Hypothetical Hyperbolic Encounters between Venus and Proto-Mercury that Partially Stripped Away Proto-Mercury’s Mantle

Abstract

Abstract Compared to all other terrestrial planets in the solar system, Mercury has an unusually large metal core, comprising ∼70% of its mass. Giant impacts could have removed a significant fraction of the silicate mantle of a chondritic proto-Mercury, forming the iron-rich present-day Mercury. However, such high-temperature giant impacts seem at odds with the retention of moderately volatile elements on present-day Mercury. We simulated a series of hyperbolic encounters between proto-Mercury and proto-Venus, which may have occurred in the chaotic early solar system. Tidal disruption of proto-Mercury always removes a portion of its silicate mantle, while its iron core remains intact.

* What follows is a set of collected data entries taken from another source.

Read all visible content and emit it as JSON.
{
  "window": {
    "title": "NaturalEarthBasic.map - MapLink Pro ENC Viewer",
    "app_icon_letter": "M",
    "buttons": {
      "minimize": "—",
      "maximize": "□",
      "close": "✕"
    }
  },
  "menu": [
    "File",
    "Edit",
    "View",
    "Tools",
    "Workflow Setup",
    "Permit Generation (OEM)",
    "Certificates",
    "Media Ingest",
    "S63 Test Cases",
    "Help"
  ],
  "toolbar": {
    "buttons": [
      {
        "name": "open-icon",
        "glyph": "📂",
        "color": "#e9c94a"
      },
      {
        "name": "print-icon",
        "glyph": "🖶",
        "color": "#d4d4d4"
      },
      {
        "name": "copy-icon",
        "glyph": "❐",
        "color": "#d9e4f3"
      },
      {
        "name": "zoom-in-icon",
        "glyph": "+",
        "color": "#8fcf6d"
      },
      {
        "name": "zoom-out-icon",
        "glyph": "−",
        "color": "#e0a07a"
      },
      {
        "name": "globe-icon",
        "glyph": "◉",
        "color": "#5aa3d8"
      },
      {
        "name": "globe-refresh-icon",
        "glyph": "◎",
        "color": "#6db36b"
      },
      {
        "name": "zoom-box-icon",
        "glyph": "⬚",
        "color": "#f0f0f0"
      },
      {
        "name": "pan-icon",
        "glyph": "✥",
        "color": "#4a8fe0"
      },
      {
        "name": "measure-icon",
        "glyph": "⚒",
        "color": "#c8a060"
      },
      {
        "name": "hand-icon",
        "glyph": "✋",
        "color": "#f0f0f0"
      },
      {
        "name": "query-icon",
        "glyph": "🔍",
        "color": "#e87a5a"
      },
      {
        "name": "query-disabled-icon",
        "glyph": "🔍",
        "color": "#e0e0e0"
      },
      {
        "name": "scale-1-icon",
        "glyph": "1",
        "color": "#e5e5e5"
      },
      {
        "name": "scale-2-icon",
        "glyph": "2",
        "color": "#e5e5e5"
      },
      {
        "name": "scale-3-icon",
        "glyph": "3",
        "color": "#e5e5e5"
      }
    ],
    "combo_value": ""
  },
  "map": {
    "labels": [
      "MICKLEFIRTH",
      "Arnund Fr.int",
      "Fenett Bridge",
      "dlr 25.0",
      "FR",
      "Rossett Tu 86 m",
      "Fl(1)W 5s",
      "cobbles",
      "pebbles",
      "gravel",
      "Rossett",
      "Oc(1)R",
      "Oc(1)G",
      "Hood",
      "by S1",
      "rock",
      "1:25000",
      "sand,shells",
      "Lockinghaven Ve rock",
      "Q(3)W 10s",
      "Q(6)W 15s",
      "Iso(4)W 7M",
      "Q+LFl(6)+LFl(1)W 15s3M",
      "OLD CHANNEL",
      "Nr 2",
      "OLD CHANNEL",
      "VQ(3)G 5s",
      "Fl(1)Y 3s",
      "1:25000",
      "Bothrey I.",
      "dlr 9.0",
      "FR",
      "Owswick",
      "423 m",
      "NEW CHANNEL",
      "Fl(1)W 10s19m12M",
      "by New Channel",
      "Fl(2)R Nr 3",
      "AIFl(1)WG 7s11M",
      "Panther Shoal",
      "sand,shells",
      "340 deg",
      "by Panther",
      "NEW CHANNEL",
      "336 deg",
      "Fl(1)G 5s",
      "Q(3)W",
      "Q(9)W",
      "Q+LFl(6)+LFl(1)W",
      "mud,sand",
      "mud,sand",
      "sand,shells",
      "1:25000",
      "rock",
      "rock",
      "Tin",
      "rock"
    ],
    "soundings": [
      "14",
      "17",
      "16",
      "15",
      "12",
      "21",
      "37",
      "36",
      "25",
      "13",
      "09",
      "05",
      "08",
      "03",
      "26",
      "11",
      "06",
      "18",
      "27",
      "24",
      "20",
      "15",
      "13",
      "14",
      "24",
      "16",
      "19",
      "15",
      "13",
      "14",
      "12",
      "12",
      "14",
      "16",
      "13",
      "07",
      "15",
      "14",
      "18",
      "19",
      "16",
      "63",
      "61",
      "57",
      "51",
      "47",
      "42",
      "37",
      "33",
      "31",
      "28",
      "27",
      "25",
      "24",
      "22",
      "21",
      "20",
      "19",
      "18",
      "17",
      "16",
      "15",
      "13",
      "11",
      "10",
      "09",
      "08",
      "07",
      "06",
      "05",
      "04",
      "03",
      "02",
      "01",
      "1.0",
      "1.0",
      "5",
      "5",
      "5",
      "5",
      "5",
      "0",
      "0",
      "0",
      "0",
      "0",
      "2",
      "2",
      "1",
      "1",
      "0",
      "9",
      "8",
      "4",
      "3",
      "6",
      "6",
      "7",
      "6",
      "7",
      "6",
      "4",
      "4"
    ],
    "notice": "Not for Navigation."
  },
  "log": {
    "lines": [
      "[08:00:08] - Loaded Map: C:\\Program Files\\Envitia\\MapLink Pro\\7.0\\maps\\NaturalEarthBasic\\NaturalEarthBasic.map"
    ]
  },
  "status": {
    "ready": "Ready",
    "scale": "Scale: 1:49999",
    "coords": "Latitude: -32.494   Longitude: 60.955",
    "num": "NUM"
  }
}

We find, in favorable cases, four close encounters with fast-spinning projectiles (resulting from previous encounters) that could lead to Mercury’s present-day iron fraction. More encounters are needed when the spin and orbital angular momentum are not always aligned. These hyperbolic encounters have various outcomes, such as orbital decay, binary planets, and change of spin rates. These results suggest the importance of the proper treatment of close encounters in N-body simulations of planetary accretion.